🤖 AI Summary
Audio deepfake detection (ADD) suffers from performance degradation under data-scarce conditions, particularly due to limited availability of labeled forged samples. Method: This paper pioneers the application of Audio Large Language Models (ALLMs) to ADD. Observing their insufficient zero-shot capability, we propose ALLM4ADD—a novel framework that reformulates ADD as an audio question-answering task (“Is this audio real or fake?”). It leverages instruction prompting and supervised fine-tuning to elicit fine-grained authenticity discrimination from ALLMs, integrating audio representation learning with linguistic reasoning—without requiring extensive labeled forgery data.
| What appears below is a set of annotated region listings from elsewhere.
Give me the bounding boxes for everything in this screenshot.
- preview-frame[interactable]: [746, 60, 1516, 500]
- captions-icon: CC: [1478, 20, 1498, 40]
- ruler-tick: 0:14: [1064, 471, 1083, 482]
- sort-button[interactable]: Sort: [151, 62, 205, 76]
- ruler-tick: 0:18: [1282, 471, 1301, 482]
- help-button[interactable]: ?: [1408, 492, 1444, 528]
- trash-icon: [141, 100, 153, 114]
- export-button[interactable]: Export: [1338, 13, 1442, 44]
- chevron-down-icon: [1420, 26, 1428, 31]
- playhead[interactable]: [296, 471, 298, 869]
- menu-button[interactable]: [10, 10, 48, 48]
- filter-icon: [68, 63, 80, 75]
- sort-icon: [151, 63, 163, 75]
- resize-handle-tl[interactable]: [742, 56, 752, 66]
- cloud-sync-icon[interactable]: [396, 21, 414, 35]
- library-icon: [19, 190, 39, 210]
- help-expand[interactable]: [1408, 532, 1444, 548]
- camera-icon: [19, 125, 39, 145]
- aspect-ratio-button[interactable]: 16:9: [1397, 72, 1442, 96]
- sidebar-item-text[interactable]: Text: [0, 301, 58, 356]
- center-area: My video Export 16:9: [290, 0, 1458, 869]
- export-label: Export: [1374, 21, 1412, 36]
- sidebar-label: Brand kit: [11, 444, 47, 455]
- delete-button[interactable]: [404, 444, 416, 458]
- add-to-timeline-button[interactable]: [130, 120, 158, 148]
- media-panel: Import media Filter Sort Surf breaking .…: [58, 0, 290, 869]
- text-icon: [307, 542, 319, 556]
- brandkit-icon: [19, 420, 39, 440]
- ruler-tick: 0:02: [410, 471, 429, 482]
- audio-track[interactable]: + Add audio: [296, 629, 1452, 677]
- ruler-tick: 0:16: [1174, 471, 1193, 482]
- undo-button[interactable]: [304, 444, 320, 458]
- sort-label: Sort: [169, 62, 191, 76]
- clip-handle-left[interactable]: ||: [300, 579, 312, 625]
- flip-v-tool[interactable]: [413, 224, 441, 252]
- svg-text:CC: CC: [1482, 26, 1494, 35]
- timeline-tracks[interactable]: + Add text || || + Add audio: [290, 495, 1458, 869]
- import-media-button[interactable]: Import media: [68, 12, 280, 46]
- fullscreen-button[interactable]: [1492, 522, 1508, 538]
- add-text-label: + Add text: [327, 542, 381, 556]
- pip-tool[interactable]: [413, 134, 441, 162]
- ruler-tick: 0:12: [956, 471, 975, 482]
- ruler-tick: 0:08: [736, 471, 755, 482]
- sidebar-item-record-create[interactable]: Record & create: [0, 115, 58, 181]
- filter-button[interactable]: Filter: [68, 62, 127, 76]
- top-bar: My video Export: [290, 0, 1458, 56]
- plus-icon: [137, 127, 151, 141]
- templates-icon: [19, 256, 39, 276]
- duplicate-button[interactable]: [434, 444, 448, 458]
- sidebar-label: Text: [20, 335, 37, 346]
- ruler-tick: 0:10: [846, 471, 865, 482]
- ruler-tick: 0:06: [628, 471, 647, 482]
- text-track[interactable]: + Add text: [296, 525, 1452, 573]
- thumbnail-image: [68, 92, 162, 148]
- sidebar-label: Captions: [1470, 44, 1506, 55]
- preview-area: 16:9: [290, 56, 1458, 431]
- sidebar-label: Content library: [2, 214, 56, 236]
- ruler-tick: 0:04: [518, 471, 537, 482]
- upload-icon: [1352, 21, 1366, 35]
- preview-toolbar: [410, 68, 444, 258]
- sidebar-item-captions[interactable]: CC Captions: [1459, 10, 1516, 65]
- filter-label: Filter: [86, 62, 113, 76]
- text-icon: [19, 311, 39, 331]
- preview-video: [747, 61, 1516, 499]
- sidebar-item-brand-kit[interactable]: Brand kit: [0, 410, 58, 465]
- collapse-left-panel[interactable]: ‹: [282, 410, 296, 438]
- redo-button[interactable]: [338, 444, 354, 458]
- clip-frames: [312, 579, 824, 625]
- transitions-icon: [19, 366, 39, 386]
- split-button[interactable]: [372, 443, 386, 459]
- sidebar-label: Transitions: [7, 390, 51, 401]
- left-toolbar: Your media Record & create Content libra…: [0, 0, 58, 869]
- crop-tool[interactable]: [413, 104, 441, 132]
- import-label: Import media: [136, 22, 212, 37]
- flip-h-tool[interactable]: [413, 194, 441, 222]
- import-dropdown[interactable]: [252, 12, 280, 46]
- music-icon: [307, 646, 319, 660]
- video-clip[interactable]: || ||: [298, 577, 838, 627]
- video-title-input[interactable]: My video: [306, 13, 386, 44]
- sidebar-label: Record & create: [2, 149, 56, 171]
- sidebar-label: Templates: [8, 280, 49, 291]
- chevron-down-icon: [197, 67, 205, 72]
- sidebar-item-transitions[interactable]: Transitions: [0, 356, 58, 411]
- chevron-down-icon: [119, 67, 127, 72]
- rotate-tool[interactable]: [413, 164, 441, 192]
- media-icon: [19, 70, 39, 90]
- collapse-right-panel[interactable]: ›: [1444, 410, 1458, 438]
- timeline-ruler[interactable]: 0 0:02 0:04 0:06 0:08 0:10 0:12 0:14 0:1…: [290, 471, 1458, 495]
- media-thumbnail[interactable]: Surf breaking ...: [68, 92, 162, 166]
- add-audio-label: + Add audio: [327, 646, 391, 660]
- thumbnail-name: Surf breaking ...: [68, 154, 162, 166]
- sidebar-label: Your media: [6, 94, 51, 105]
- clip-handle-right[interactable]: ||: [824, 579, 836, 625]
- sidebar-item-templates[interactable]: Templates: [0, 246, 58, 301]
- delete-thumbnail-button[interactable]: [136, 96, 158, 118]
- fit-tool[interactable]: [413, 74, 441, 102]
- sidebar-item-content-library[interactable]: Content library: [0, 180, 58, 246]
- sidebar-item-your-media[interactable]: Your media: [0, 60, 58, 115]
Contribution/Results: Evaluated on multi-source deepfake datasets, ALLM4ADD significantly outperforms conventional methods, achieving substantial accuracy gains in low-resource settings. Results demonstrate both the efficacy of the ALLM-driven ADD paradigm and its strong cross-domain generalization capability.
📝 Abstract
Audio deepfake detection (ADD) has grown increasingly important due to the rise of high-fidelity audio generative models and their potential for misuse. Given that audio large language models (ALLMs) have made significant progress in various audio processing tasks, a heuristic question arises: Can ALLMs be leveraged to solve ADD?. In this paper, we first conduct a comprehensive zero-shot evaluation of ALLMs on ADD, revealing their ineffectiveness in detecting fake audio. To enhance their performance, we propose $mathcal{A}LLM4ADD$, an ALLM-driven framework for ADD. Specifically, we reformulate ADD task as an audio question answering problem, prompting the model with the question:"Is this audio fake or real?". We then perform supervised fine-tuning to enable the ALLM to assess the authenticity of query audio. Extensive experiments are conducted to demonstrate that our ALLM-based method can achieve superior performance in fake audio detection, particularly in data-scarce scenarios. As a pioneering study, we anticipate that this work will inspire the research community to leverage ALLMs to develop more effective ADD systems.